A customer was given a rubber hose about four feet long and three-fourths of an inch in diameter. Kneeling by the tank of his choice with one end of the hose in his mouth, he was to lower the other end through a hole down to the gas. Then he was to imagine that he was the pump over an oil well and move his head up and down in a rhythm. On the down stroke he was to draw as much gas as he could up into the hose. On the up stroke he could breathe, first pinching the hose to keep from releasing the gas. After several strokes the hose would be full and he could empty it into his car gas tank. Premium was three cents a hosefull and Regular was the same price but with one free hosefull for every ten purchased.

Soon a double row of customers was busy bobbing. But Sam saw that his competitor across the street was still getting most of the business. Bobbing was cheap, but it was also slow and degrading.

“I appreciate your help with the bobbing,” Sam told the magician. “But I would like to ask one more favor.”

“What’s that?”

“Could you raise my competitor’s tanks?

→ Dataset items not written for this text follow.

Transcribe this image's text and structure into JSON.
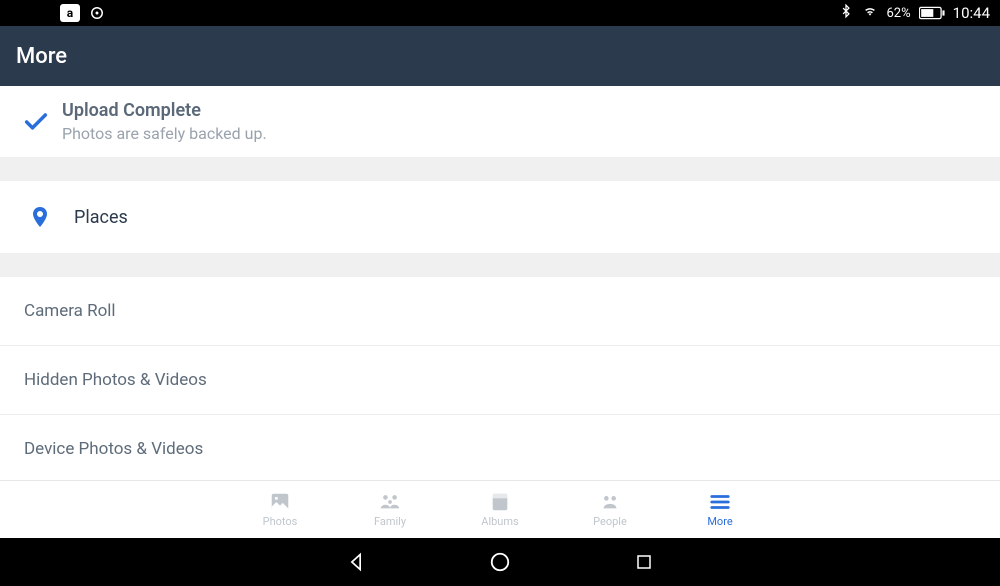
{
  "status": {
    "battery_pct": "62%",
    "time": "10:44"
  },
  "header": {
    "title": "More"
  },
  "upload": {
    "title": "Upload Complete",
    "subtitle": "Photos are safely backed up."
  },
  "places": {
    "label": "Places"
  },
  "list": {
    "items": [
      {
        "label": "Camera Roll"
      },
      {
        "label": "Hidden Photos & Videos"
      },
      {
        "label": "Device Photos & Videos"
      }
    ]
  },
  "tabs": {
    "photos": "Photos",
    "family": "Family",
    "albums": "Albums",
    "people": "People",
    "more": "More"
  }
}
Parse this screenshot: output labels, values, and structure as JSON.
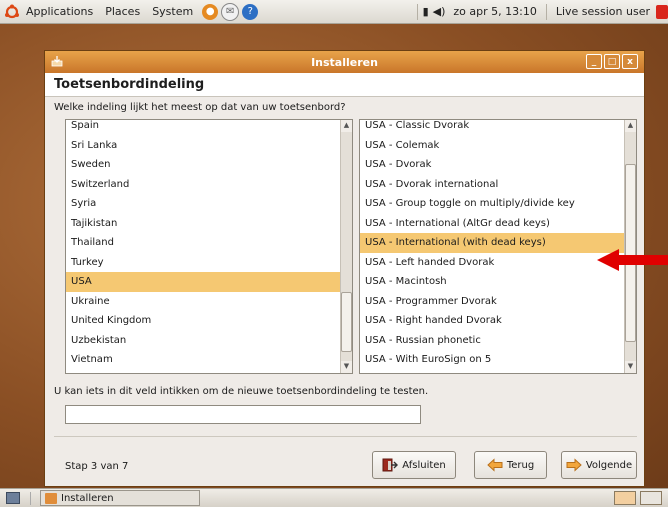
{
  "top_panel": {
    "menus": [
      "Applications",
      "Places",
      "System"
    ],
    "datetime": "zo apr 5, 13:10",
    "user": "Live session user"
  },
  "window": {
    "title": "Installeren",
    "buttons": {
      "minimize": "_",
      "maximize": "□",
      "close": "x"
    }
  },
  "page": {
    "title": "Toetsenbordindeling",
    "question": "Welke indeling lijkt het meest op dat van uw toetsenbord?",
    "hint": "U kan iets in dit veld intikken om de nieuwe toetsenbordindeling te testen.",
    "test_field_value": "",
    "step": "Stap 3 van 7"
  },
  "countries": {
    "items": [
      "Spain",
      "Sri Lanka",
      "Sweden",
      "Switzerland",
      "Syria",
      "Tajikistan",
      "Thailand",
      "Turkey",
      "USA",
      "Ukraine",
      "United Kingdom",
      "Uzbekistan",
      "Vietnam"
    ],
    "selected": "USA"
  },
  "layouts": {
    "items": [
      "USA - Classic Dvorak",
      "USA - Colemak",
      "USA - Dvorak",
      "USA - Dvorak international",
      "USA - Group toggle on multiply/divide key",
      "USA - International (AltGr dead keys)",
      "USA - International (with dead keys)",
      "USA - Left handed Dvorak",
      "USA - Macintosh",
      "USA - Programmer Dvorak",
      "USA - Right handed Dvorak",
      "USA - Russian phonetic",
      "USA - With EuroSign on 5"
    ],
    "selected": "USA - International (with dead keys)"
  },
  "buttons": {
    "quit": "Afsluiten",
    "back": "Terug",
    "next": "Volgende"
  },
  "taskbar": {
    "window_label": "Installeren"
  },
  "colors": {
    "accent": "#e0913f",
    "selection": "#f5c872",
    "arrow": "#e00000"
  }
}
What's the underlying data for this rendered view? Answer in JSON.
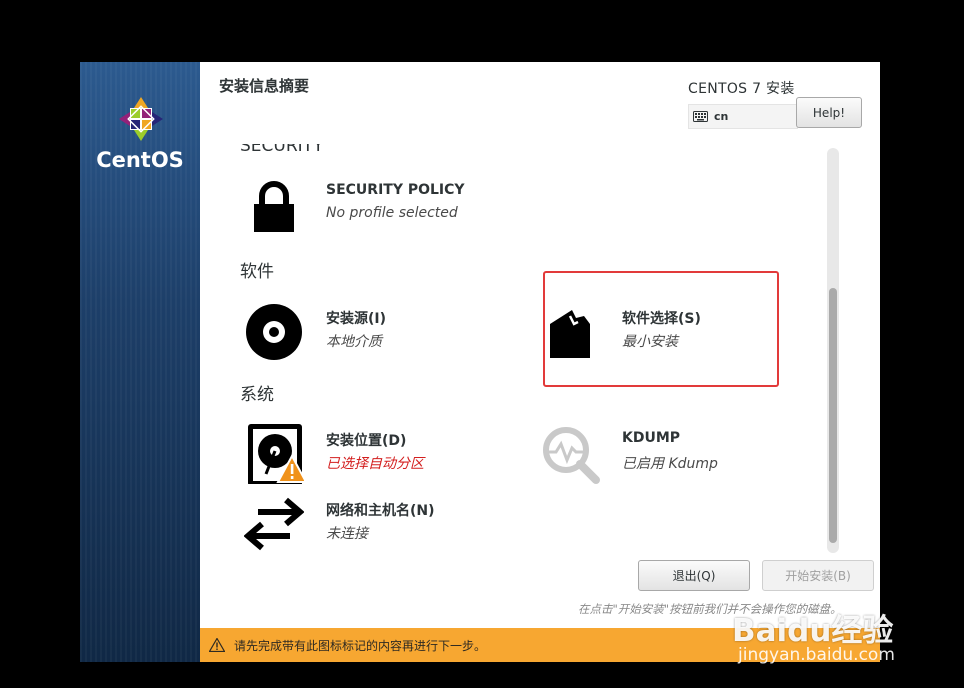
{
  "header": {
    "hub_title": "安装信息摘要",
    "product_title": "CENTOS 7 安装",
    "keyboard_layout": "cn",
    "help_label": "Help!"
  },
  "sidebar": {
    "logo_text": "CentOS"
  },
  "categories": {
    "security": "SECURITY",
    "software": "软件",
    "system": "系统"
  },
  "spokes": {
    "security_policy": {
      "title": "SECURITY POLICY",
      "status": "No profile selected"
    },
    "install_source": {
      "title": "安装源(I)",
      "status": "本地介质"
    },
    "software_selection": {
      "title": "软件选择(S)",
      "status": "最小安装"
    },
    "install_destination": {
      "title": "安装位置(D)",
      "status": "已选择自动分区"
    },
    "kdump": {
      "title": "KDUMP",
      "status": "已启用 Kdump"
    },
    "network": {
      "title": "网络和主机名(N)",
      "status": "未连接"
    }
  },
  "buttons": {
    "quit_label": "退出(Q)",
    "begin_label": "开始安装(B)"
  },
  "hint": "在点击\"开始安装\"按钮前我们并不会操作您的磁盘。",
  "warning_bar": {
    "text": "请先完成带有此图标标记的内容再进行下一步。"
  },
  "watermark": {
    "main": "Baidu经验",
    "sub": "jingyan.baidu.com"
  },
  "colors": {
    "warning_bar": "#f7a731",
    "warning_text": "#d31f1f",
    "highlight_box": "#e23a3a"
  }
}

It’s unfair for me to have to struggle along with my tanks up while my competitor’s tanks are still down where they belong.”

“I guess you’re right.” Once again the magician lifted his wand. “Rise, ye competitor’s tanks!”

Sam felt the ground shake and looked across the street expectantly. His competitor’s pumps sank as customers frantically moved their cars. Sam waited while a great cloud of steam rose. “I don’t see the tanks,” he said.

“Be patient. They’re coming.”

Premium was the first to appear, followed almost immediately by Regular. A few second later a third tank, Unleaded, rose to the surface. The three tanks together made a jolly crew.

The competitor shook his fist angrily at Sam and the magician. But there was nothing he could do but get ready to bob. Meanwhile the magician got in his car to leave. “What do I owe you for the gas?” he asked.

“I don’t know. I didn’t get it off the pumps before they sank, and they could be halfway to China by now.”

“Would five dollars be enough?”

“That would be fine.”

The magician gave Sam a five dollar bill.

“Thank you, and don’t come back,” Sam said.